The Walmart heiress' Crystal Bridges Museum of American Art is slated to open its doors in 2009, and she's been traversing the country in search of pieces to fill her galleries, often with the help of American art authority John Wilmerding.
When the New York Public Library put Asher B. Durand's Kindred Spirits on the block in 2005, Walton bought it for a rumored $35 million. The iconic Hudson River School painting depicts the painter Thomas Cole and writer William Cullen Bryant in the Catskills.
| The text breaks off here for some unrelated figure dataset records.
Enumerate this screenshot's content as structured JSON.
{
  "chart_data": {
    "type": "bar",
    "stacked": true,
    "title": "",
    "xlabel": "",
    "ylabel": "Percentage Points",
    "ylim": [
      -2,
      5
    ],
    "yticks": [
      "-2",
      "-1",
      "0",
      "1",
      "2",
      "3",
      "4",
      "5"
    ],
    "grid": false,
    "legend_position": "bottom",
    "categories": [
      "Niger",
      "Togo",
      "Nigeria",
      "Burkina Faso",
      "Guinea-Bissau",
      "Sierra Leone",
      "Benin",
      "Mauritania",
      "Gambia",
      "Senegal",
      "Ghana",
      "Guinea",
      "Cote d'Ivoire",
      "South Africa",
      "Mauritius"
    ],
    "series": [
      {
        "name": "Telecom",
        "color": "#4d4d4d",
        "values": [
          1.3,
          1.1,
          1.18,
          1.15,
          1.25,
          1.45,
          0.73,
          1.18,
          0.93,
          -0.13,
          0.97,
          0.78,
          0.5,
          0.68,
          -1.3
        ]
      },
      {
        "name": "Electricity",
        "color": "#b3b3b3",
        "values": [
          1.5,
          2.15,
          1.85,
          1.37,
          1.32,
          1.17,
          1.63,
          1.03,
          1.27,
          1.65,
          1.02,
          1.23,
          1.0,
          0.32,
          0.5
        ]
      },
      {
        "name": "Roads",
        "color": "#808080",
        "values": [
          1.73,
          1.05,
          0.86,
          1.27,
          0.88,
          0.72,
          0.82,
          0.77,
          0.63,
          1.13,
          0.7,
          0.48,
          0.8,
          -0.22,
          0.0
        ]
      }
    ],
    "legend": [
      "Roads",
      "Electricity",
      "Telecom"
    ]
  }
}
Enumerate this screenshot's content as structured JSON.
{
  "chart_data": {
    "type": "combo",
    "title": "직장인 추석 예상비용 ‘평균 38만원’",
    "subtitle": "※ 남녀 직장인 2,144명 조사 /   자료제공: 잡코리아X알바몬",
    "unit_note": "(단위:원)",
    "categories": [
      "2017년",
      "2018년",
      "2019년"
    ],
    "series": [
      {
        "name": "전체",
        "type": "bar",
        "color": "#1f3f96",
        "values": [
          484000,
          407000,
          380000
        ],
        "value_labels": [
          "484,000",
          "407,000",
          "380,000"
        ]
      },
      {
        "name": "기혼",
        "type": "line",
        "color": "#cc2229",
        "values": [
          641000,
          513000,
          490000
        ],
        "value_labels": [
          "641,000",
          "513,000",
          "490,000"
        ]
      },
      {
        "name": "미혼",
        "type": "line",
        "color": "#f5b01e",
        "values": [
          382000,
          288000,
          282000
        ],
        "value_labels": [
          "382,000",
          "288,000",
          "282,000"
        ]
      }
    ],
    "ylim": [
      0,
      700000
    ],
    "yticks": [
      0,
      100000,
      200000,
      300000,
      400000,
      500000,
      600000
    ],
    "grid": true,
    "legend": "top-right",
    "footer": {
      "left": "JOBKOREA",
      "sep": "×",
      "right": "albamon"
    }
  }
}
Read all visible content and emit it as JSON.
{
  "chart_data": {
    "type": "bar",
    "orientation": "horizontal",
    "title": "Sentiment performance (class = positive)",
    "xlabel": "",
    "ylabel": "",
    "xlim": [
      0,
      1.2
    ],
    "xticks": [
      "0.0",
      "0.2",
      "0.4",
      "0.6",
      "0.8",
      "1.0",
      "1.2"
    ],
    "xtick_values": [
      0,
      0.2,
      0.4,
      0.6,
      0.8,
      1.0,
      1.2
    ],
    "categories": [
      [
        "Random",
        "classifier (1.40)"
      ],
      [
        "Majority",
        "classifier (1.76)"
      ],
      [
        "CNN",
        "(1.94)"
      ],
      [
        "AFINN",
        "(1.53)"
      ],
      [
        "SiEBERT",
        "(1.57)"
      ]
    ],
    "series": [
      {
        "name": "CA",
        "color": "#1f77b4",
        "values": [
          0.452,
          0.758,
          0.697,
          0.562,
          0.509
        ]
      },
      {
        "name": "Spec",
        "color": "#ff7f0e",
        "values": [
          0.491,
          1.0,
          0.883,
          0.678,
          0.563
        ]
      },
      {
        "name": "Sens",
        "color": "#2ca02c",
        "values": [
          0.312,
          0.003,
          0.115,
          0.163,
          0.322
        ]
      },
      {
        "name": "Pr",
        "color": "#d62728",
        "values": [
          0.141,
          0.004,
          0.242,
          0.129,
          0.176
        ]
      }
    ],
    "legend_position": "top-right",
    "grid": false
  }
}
Durand gave the painting to Bryant, who helped bring Central Park to New York, and Bryant's family gifted it to the library. Michael Kimmelman, a critic for the New York Times, lamented the sale as the loss of a "civic treasure." Then with the National Gallery of Art in Washington, D.C., Walton tried to purchase Thomas Eakins' The Gross Clinic from Thomas Jefferson University in Philadelphia for $68 million last November. But citizens were so outraged at the prospect of losing one of their most important works of art, they helped the Philadelphia Museum of Art and the Pennsylvania Academy of the Fine Arts come up with the money to successfully counter her bid. (Walton got Eakins' portrait of Dr. Benjamin Rand from the university for about $20 million instead.)